The headline number for the Invesco Large Cap Growth ETF (NASDAQ:PWB) this year stands at roughly 23% year to date, pulled at the close on Tuesday, well short of the 28% figure circulating in screenshots, with the fund moving from $127.11 on December 31, 2025 to $155.78 on June 9, 2026. That is still a fund lapping the broad market by a wide margin. The SPDR S&P 500 ETF Trust (NYSEARCA:SPY) is up roughly 8% over the same window, and the Invesco QQQ Trust (NASDAQ:QQQ) is at roughly 15%. So PWB has roughly tripled the S&P 500 and meaningfully outpaced the Nasdaq 100 in a little over five months. The story is real, even if the 28% figure overstates it.
If you put $10,000 into PWB on the last trading day of 2025, you have ~$12,256 sitting in the account this morning. The same amount in SPY is at ~$10,808. Stretch the window out a year and the spread gets wider, with PWB up 39.1% over the trailing twelve months against roughly 23% for SPY. This is a persistent factor tilt that has paid off the entire way up the AI cycle.

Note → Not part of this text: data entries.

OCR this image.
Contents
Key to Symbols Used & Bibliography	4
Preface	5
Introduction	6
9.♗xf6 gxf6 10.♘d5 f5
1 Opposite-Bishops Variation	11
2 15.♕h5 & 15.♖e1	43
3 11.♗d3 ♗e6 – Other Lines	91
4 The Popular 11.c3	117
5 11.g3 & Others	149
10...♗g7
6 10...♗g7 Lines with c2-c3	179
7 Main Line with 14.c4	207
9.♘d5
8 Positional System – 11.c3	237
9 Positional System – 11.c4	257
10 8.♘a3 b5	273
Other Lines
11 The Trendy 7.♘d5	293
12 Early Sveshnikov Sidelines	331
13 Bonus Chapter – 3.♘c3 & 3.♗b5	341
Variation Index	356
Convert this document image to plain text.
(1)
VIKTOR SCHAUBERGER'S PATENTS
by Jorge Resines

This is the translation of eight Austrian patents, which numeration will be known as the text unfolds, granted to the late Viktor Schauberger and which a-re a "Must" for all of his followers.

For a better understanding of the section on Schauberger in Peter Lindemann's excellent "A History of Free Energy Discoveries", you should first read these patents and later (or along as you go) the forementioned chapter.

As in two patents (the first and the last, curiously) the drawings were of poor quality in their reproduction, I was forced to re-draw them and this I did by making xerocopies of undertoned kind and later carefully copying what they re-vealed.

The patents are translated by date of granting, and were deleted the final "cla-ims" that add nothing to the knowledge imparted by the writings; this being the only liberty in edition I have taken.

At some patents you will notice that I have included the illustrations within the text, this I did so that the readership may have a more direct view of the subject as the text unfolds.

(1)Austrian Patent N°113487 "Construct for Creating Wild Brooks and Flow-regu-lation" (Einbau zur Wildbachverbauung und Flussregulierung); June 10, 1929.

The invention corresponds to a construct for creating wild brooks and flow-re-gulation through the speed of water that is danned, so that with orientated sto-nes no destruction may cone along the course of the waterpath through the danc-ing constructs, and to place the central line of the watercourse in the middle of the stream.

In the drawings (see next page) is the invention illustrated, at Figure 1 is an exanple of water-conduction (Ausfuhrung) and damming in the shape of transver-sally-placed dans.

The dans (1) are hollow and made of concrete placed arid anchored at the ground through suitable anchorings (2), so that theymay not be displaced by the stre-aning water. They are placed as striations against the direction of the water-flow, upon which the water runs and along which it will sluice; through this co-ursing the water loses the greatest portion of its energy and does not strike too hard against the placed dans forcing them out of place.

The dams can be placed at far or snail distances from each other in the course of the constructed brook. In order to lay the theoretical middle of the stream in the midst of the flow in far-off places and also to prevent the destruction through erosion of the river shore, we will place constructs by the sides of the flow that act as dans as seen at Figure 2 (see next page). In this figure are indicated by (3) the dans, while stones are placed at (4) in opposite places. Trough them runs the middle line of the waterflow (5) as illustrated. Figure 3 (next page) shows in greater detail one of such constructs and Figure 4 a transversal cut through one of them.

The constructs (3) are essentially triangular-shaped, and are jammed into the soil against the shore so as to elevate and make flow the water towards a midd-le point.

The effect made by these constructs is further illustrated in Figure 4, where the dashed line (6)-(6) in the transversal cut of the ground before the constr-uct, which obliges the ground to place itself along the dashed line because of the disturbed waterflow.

What is actually doing the work
PWB markets itself as a dynamic large-cap growth ETF, which in practice means a quant-screened slice of the biggest US growth names rebalanced to favor companies with strong earnings momentum and price strength. In 2026 that screen has been pointing at the same place the rest of the market is pointing, which is the handful of mega-caps tied to AI infrastructure and the platforms that monetize it. The Goldman Sachs 2026 outlook frames the setup cleanly, arguing that large-cap outperformance is being sustained by companies with high gross margins, fortress balance sheets, and durable end markets, with the AI capex boom doing much of the heavy lifting on top of a softer underlying economy. That is a tailwind aimed almost directly at PWB’s screen.
JPMorgan’s 2026 outlook adds the earnings detail that makes the rotation easier to understand. S&P 500 earnings are expected to grow 11% in 2025 and another 13% in 2026, with Magnificent 7 earnings growth running near 20% versus 11% for the rest of the index, accounting for 64% of overall profit growth. JPMorgan also notes that 2026 Mag 7 earnings estimates have been revised up by 3.4% since the start of the year, versus a 1.2% revision lower for the S&P 493. When the earnings river is flowing one direction that hard, a fund whose methodology mechanically rewards earnings strength is going to keep buying the same names. PWB is doing exactly that.
The cleanest way to think about this year’s 22.56% is as a factor trade. Growth beat blend, mega-cap beat the average stock, and a screen that overweights earnings momentum sat directly on top of both. The structure is plain-vanilla equity exposure, with no leverage, covered calls, or derivatives. The fund is up because the names it holds are the same names dragging the cap-weighted index higher, only without the drag from the financials, energy, and consumer staples that dilute the S&P 500.
Where the setup gets fragile
The mechanism that produced the run is also the mechanism that gives it back when the regime turns. Look at the last week. PWB fell roughly 5% against a 3% drop in SPY, and QQQ shed roughly 5%. When the AI complex sneezes, the funds tilted into it cough harder. BlackRock’s 2026 macro note flags this exact dynamic, describing the late-2025 backdrop as a relatively boring, low-volatility rally with signs of market complacency and a fragile equilibrium. The translation is that the path of least resistance has been up, but the cushion underneath is thin.
Two leading indicators are worth watching if you own this fund or are thinking about it. The first is the spread between Magnificent 7 earnings revisions and the rest of the index. As long as the Mag 7 number keeps getting revised up and the S&P 493 number keeps getting revised down, PWB’s screen will keep concentrating into the winners and the relative performance gap will keep widening. The day those revisions converge is the day the trade gets harder. The second is AI capex itself, which Goldman identifies as the load-bearing wall of the entire equity story. A marked reversal and broad unwind of AI-related investments could be the precursor to a hard landing, and PWB’s holdings sit at the center of that capex cycle on both the demand and supply sides.
What the year-to-date run is telling you
PWB has done what it was built to do in a year that was built for it. Growth beat value, mega-caps beat the average, and earnings momentum beat everything. The fund’s roughly 420% ten-year return against SPY’s roughly 251% tells you this is a durable factor exposure over long horizons, not a one-year accident. The real question is what you are paying for large-cap growth now, and whether the AI capex cycle that has carried it can absorb another year of revisions before something has to give. The answer most likely lives in the next two earnings seasons. Until then, the fund is doing exactly what its name says, and the S&P 500 is the slower benchmark in the rearview mirror.